Practical Example: How to Use a Machine Learning Library to Train and Evaluate a Prediction Model#
Here's an example of how to use a machine learning library, specifically scikit-learn
, to train and evaluate a prediction model using the popular Iris dataset.
import numpy as npy
from sklearn.datasets import load_iris
from sklearn.model_selection import cross_val_score
from sklearn.linear_model import LogisticRegression
from sklearn.metrics import accuracy_score
# Load the Iris dataset
iris = load_iris()
X, y = iris.data, iris.target
# Initialize the logistic regression model
model = LogisticRegression()
# Perform k-fold cross-validation
cv_scores = cross_val_score(model, X, y, cv = 5)
# Calculate the mean accuracy across all folds
mean_accuracy = npy.mean(cv_scores)
# Train the model on the entire dataset
model.fit(X, y)
# Make predictions on the same dataset
predictions = model.predict(X)
# Calculate accuracy on the predictions
accuracy = accuracy_score(y, predictions)
# Print the results
print("Cross-Validation Accuracy:", mean_accuracy)

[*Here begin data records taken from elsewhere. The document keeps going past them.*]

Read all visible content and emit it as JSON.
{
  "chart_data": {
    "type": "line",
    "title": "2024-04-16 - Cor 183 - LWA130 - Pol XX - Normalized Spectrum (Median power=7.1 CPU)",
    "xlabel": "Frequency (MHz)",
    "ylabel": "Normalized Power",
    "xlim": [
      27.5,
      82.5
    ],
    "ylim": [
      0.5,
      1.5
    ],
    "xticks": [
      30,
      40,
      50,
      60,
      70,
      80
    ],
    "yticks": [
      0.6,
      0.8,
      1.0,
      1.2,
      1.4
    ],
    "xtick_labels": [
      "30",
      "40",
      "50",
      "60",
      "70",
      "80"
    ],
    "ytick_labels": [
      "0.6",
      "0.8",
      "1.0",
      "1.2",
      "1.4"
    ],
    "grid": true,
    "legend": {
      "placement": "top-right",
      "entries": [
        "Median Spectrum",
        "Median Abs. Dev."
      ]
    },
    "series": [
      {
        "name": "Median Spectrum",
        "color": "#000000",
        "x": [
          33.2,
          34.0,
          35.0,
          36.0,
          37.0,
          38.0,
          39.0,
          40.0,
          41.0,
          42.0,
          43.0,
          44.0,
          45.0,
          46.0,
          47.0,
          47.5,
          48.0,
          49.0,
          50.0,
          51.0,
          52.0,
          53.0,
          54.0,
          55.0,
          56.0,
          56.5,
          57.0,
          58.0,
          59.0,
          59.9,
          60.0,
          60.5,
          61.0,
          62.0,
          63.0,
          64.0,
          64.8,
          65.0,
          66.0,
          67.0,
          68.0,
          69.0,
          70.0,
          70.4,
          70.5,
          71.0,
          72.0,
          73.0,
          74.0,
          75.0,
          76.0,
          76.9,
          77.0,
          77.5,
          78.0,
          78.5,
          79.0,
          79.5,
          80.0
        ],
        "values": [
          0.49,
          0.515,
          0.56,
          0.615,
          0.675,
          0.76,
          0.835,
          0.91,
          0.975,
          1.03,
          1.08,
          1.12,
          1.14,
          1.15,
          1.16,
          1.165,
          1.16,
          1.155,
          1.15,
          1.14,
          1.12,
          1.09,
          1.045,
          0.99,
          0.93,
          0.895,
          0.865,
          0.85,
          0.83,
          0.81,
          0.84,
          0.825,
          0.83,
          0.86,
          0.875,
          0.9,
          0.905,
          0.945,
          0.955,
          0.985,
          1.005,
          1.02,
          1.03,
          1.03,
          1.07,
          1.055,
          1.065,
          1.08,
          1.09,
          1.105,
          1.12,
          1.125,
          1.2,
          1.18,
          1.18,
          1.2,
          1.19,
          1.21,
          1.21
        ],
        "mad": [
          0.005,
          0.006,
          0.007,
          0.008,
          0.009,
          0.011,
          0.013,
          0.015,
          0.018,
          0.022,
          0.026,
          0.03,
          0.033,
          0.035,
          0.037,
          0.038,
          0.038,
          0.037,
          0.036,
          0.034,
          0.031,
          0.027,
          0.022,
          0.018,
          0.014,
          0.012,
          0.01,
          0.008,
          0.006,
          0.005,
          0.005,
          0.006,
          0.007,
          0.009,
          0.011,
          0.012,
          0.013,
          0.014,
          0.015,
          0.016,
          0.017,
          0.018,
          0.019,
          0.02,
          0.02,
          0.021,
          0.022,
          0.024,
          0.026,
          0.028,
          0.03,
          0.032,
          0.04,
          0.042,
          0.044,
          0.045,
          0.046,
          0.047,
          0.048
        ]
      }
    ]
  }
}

print("Overall Accuracy:", accuracy)
In this example, we first load the Iris dataset using load_iris()
function from scikit-learn
. Then, we initialize a logistic regression model using LogisticRegression()
class.
Next, we perform k-fold cross-validation using cross_val_score()
function with cv=5
parameter, which splits the dataset into 5 folds and evaluates the model's performance on each fold. The cv_scores
variable stores the accuracy scores for each fold.
After that, we train the model on the entire dataset using fit()
method. We then make predictions on the same dataset and calculate the accuracy of the predictions using accuracy_score()
function.
Finally, we print the cross-validation accuracy, which is the mean of the accuracy scores obtained from cross-validation, and the overall accuracy of the model on the entire dataset.